Bruce Chad & Bill celebrate the start of 2016
Not much of 2016 went by before Dally’s crew captured a White River “Donkey!” Confidence levels were not very high yesterday morning when Steve, Chad, Bill and I pulled into the Wildcat access and saw a cloudy, debris choked river. We had just finished the annual stress event known as inventory at the fly shop however, and we were determined to enjoy a day on the water, outside, away from work and worries, come hell or high water. At the last minute we called upon two local fly fishermen and shop patrons, Phil Wamock and Bruce Petray to fill empty seats and chuck meat, which they were happy to help.

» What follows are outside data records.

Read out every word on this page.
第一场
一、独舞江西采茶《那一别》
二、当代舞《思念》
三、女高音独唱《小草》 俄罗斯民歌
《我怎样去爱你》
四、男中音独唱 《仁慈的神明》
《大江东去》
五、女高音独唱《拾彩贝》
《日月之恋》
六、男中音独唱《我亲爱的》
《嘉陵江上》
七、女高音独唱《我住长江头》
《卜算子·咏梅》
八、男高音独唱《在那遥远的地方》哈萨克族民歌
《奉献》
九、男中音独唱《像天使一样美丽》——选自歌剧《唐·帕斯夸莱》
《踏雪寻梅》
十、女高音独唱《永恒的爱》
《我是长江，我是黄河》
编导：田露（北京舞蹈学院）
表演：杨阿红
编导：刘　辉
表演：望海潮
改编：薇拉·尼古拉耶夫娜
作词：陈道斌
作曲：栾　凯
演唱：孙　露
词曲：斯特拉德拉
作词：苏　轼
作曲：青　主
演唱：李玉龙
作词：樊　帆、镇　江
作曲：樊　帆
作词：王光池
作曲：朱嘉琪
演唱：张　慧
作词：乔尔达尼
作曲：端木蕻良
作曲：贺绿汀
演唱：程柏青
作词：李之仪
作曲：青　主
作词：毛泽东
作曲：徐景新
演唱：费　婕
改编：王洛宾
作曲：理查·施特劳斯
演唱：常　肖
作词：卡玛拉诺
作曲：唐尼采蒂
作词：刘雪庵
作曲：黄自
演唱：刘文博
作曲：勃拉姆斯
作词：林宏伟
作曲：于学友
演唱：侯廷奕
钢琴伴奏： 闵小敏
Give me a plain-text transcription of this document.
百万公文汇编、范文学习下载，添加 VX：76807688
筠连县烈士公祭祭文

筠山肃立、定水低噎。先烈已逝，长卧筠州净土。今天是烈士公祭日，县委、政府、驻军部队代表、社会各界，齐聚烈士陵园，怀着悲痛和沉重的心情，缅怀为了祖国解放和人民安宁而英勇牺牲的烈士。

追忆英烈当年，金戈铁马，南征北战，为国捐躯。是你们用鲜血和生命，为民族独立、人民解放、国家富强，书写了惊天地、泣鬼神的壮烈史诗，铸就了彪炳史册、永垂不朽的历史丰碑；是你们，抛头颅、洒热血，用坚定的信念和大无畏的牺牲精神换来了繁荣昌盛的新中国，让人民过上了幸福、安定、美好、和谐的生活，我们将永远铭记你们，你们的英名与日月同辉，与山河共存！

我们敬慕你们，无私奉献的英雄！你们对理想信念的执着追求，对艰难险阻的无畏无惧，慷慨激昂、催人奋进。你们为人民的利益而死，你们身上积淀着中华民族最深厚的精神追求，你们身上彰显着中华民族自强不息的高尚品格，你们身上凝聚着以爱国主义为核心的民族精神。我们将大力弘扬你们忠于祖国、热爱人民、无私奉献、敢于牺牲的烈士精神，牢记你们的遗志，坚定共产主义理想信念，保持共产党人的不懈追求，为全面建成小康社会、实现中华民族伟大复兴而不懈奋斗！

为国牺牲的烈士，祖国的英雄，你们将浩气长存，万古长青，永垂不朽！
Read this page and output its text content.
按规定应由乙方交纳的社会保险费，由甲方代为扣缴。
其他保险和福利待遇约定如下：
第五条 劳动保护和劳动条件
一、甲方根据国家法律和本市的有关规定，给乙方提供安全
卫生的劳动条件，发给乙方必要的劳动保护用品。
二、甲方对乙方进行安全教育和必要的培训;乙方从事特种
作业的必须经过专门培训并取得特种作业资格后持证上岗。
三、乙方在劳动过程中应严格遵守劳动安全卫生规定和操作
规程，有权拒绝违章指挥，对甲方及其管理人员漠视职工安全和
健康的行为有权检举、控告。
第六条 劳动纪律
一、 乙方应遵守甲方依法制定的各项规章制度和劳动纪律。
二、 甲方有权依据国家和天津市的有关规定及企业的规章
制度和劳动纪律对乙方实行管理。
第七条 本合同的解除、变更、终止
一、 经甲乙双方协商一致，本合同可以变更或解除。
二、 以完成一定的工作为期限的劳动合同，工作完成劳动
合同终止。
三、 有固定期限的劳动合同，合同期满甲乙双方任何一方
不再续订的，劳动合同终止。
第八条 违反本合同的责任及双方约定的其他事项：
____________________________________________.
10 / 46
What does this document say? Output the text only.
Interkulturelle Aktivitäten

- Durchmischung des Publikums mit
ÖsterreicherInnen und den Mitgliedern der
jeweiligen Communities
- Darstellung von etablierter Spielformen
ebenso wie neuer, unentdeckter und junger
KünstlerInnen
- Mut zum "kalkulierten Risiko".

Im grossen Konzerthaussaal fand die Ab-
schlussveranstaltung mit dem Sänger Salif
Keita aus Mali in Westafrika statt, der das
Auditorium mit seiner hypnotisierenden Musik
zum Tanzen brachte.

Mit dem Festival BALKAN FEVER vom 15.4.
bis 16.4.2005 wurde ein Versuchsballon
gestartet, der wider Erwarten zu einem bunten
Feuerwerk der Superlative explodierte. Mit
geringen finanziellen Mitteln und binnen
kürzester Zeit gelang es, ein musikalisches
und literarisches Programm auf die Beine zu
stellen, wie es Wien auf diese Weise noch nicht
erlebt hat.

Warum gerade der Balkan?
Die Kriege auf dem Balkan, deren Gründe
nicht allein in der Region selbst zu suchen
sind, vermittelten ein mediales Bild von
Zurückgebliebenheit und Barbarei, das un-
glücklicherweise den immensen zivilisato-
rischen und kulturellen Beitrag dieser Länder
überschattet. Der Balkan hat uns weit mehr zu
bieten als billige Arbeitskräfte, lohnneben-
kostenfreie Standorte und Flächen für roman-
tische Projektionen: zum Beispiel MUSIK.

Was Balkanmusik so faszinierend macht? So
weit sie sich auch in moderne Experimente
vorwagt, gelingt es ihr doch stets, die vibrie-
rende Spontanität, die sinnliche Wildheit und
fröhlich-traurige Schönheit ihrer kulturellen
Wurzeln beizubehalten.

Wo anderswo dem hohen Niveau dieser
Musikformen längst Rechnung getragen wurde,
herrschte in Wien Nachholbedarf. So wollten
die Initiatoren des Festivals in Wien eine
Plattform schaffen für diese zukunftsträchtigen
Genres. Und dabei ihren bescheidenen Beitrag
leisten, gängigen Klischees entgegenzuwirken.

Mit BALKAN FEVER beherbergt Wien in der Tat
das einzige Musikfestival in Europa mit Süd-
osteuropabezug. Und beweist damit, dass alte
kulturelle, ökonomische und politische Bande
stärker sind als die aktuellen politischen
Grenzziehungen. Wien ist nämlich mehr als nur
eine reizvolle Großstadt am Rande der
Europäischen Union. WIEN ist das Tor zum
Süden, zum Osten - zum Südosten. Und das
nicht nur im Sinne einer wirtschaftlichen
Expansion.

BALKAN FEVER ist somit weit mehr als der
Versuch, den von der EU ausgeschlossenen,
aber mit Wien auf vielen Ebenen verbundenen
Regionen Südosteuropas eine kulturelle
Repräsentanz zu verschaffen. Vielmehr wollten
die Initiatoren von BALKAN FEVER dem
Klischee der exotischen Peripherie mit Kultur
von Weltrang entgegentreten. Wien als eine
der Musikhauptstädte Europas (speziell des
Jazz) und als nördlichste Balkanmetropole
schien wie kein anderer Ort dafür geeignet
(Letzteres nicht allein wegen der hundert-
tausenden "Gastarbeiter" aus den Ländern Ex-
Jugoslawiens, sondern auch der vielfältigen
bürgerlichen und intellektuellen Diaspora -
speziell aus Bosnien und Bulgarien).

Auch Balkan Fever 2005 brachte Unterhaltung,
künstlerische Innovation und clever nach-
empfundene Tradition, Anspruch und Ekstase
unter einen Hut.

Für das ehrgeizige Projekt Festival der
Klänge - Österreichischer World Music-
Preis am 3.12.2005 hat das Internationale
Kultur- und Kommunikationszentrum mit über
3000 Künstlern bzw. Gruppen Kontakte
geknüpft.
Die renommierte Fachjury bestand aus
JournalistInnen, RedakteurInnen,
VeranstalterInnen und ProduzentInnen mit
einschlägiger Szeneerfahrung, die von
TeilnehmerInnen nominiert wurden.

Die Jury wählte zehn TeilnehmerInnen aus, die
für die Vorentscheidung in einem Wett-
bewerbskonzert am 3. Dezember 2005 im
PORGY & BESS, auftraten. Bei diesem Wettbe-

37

So stained was the water that we knew success would require landing the fly right in front of a fish holding on the bank, so one boat took the left bank, the other took the right, and downriver we went, happily drowning bucktail and schlappen in the brown chunky mess of a river. Not much happened for a while except the consumption of all manner of alcohol and tobacco products, lots of back rowing to retrieve snagged streamers, and smart-assed remarks about said snags. Then Chad rowed Bill and Bruce past the right flooded grass bed at the right time, because Bruce’s cast was greeted by something savage. From across the river in the other boat, I heard only a holler of “Yes!” followed by a minute of silence during which I could see the telltale signs of concentrated fish landing efforts, then a “HELL YES!!!” signifying something heavy in the net.
The two boats met up in a nearby back eddy suitable for photographs and back slapping – there’s too much work put in to this caliber of fish not to enjoy these kinds of moments as a group. Chad is the default fish handler for photos, since his small stature makes nice fish look huge, and huge fish look scary. This one didn’t need any help, it was the quintessential White River dominant male brown – ridiculous jaws for a trout, imposing head and shoulders, deep body, the whole package. Congratulations to Bruce on a new personal best and to the group for committing to the grind.
Currently one can expect moderate flows with pulses of high water in the mornings and maybe late evenings too. The river is still stained and carrying a lot of woody debris from the recent flood event. Some of the trash and cloudiness could be leaking from the flood gates at the top of the dam, so it’s hard to say how much longer before the river runs clear again. This river continues to surprise me however in its capacity to yield brown trout in extreme conditions. Even though yesterday’s fishing was tough overall, big trout are still willing to feed in cloudy water, and experienced White River anglers do not flee from brown water. Until the river clears up, I believe targeting big fish with big streamers is your most worthwhile pursuit, as nymphing for numbers would likely prove tough. Target ambush points tight to the bank and flooded grass beds with Double Deceivers, Andy’s Aino, Viking Midge, and any other large profiled fly. Profile/silhouette is likely more important than color in low visibility conditions, as color doesn’t show up very well anyway.
Flows are fluctuating between minimum and two units every 5-6 hours, offering a streamer fishing or deep nymphing opportunity in the morning and a brief wade fishing opportunity in the afternoon/evening. The water is stained on the Norfork as well though, so nymph with big worms and eggs, and streamer fish with big profiled flies.